One for drowsy drivers

You know how dangerous it is to drink and drive. What you may not knowis that it can be just as deadly to drive when you’re tired

You know how dangerous it is to drink and drive. What you may not know is that it can be just as deadly to drive when you’re tired — the reason for Mercedes-Benz’s Attention Assist.

Standard on the 2010 E-Class and S-Class, and likely to appear in other models in future, the system alerts the driver when it detects the early signs of drowsiness. It’s estimated that a sleepy driver is a factor in more than 100,000 crashes in North America each year. And while you may think long-haul truckers are the most likely candidates, they only account for about one per cent of those crashes. The rest are mostly regular drivers who got some shut-eye at the wheel.

“Mercedes-Benz wanted to develop a system unique to it and to the segment,” says Miki Velemirovich, E-Class product manager. “There are highly-detailed sensors that measure 70 parameters. In the first 20 minutes of driving, a profile of the driving behaviour is recorded into the management system.”
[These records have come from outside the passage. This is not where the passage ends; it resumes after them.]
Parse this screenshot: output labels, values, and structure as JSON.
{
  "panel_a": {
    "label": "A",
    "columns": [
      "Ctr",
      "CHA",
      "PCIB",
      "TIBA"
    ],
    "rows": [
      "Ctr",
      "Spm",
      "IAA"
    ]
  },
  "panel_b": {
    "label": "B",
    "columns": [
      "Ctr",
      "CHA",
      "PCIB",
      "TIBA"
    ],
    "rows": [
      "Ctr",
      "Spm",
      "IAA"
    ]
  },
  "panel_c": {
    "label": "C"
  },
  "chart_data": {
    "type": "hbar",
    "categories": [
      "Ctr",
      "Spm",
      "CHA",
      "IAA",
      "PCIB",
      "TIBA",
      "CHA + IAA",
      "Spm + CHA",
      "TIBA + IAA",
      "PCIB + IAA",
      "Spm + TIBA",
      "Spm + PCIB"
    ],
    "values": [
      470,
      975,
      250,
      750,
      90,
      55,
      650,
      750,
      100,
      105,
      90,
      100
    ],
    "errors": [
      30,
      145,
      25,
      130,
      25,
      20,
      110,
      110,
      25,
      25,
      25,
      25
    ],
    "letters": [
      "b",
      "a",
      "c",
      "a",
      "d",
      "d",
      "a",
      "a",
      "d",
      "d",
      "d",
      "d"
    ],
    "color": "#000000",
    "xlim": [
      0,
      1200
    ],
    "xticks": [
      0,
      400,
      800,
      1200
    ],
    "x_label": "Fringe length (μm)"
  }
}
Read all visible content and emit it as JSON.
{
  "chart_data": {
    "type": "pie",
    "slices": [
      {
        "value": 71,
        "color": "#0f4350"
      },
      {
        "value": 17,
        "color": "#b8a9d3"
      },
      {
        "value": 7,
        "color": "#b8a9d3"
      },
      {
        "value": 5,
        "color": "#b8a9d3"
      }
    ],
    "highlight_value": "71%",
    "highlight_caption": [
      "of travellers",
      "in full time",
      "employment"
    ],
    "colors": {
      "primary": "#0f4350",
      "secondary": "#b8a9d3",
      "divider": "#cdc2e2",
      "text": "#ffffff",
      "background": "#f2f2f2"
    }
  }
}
Once the system has “learned” how you drive, it continually monitors your steering inputs to ensure you’re not deviating from that. Specifically, it’s looking for something common to drowsy drivers: veering slightly off course, and then a small correction. This can indicate a driver who’s dozing off, who realizes the car is leaving its lane, and then moves the steering wheel to bring it back. Drive like this, and the system chimes to get your attention, flashing a large coffee cup symbol in the instrument cluster.

Attention Assist was developed in-house by the company, and uses a steering sensor and software to monitor drivers travelling above 80 km/h.

Mercedes-Benz isn’t the only manufacturer offering such a system. Saab’s system, called Driver Attention Warning, uses tiny infrared in-car cameras that focus on the driver’s eyes and measure the rate of blinking. If the driver’s eyes are closed for too long, the car emits a warning.

Velemirovich says that focusing on vehicle movement is preferable. “A camera can’t work if the driver wears sunglasses, or depending on the eye structure of certain people, it won’t detect it,” he says.